Media Matters also supported Michael Bloomberg’s theory that requiring background checks on all gun transactions would prevent criminals from obtaining guns, on the grounds that since NICS became operational, it has denied gun purchases to two million applicants. However, they have no idea what percentage of NICS denials involve people who want guns for non-criminal purposes, and they have no idea how many violence-minded criminals who failed a NICS check went on to acquire guns by other means.
Gun control supporters like to say that “if more guns made us safer, we would be the safest country on Earth,” but the same rationale could be applied to the background check system: if it were able to prevent serious, violent criminals from acquiring guns by illegal means, the murder rate in the nation would be as low as it already is in many states that have high rates of gun ownership and relatively unrestrictive gun control laws.
Meanwhile, Sen. Charles Schumer, D-N.Y., who sponsored the Brady bill when he was in the House of Representatives, has been trying to keep the media talking about gun control while gun control supporters wait for a more opportune moment to launch another blitz for legislation to prohibit private firearm transfers.
“We have the same conditions now that we had back then” (when the Brady bill was signed into law), Schumer claimed in November.
“We are going to finish the job and pass background checks and then move on and do other things we
have to do to to get guns off the streets and stop gun violence.”

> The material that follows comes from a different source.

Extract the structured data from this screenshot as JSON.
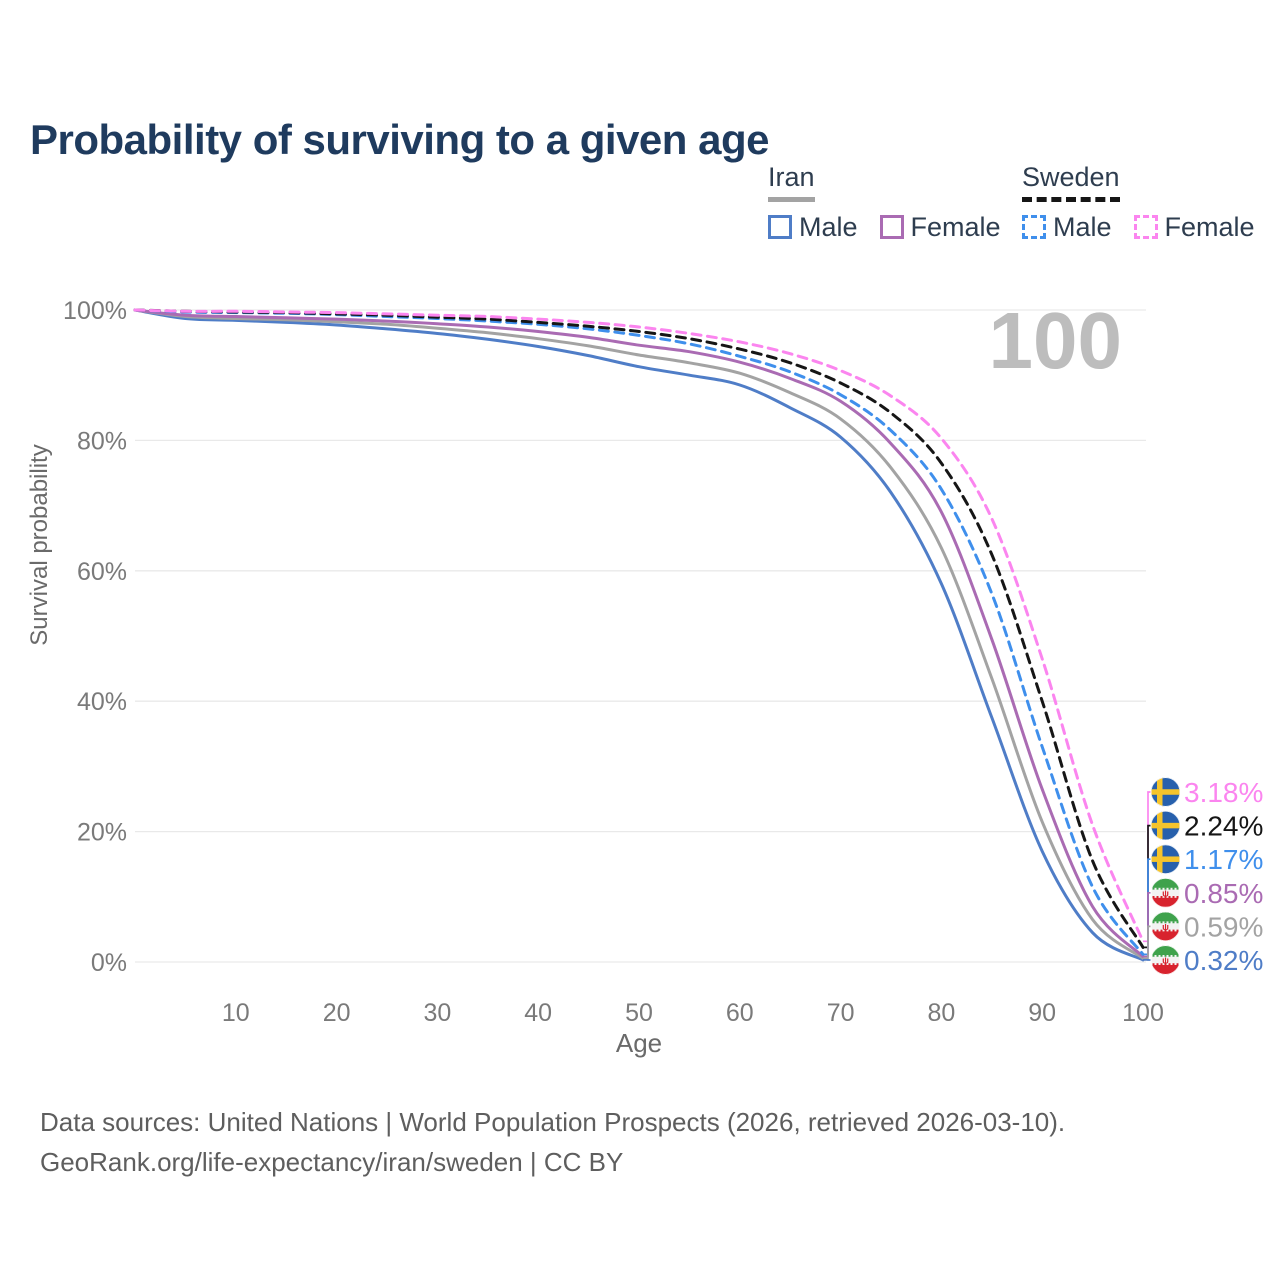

For more than a year, gun control supporters’ strategy has been to pretend that it’s only a matter of when, not if, they will prevail over the Second Amendment. The facts, however, do not support their position. As John Lott pointed out in December, “A recent CNN poll finds the highest level of opposition to any new gun control measures since CNN started asking about it in 1989,” and “Gallup finds that opposition to stricter laws has risen from 19 to 50 percent.”
Not only that, when he signed the Brady bill into law in the second year of his presidency, Bill Clinton was a popular president. Five years into his presidency, the same cannot be said for Barack Obama.
With President Obama ready to sign any gun control bill that comes across his desk, whether Schumer, Feinstein and their allies “finish their job” against the Second Amendment will depend upon the mid-term elections that are now less than a year away. The best way to avert “universal checks” and eventual gun registration is to continue to strive for universal voter registration and voter turn-out among those of us who support the Right to Keep and Bear Arms.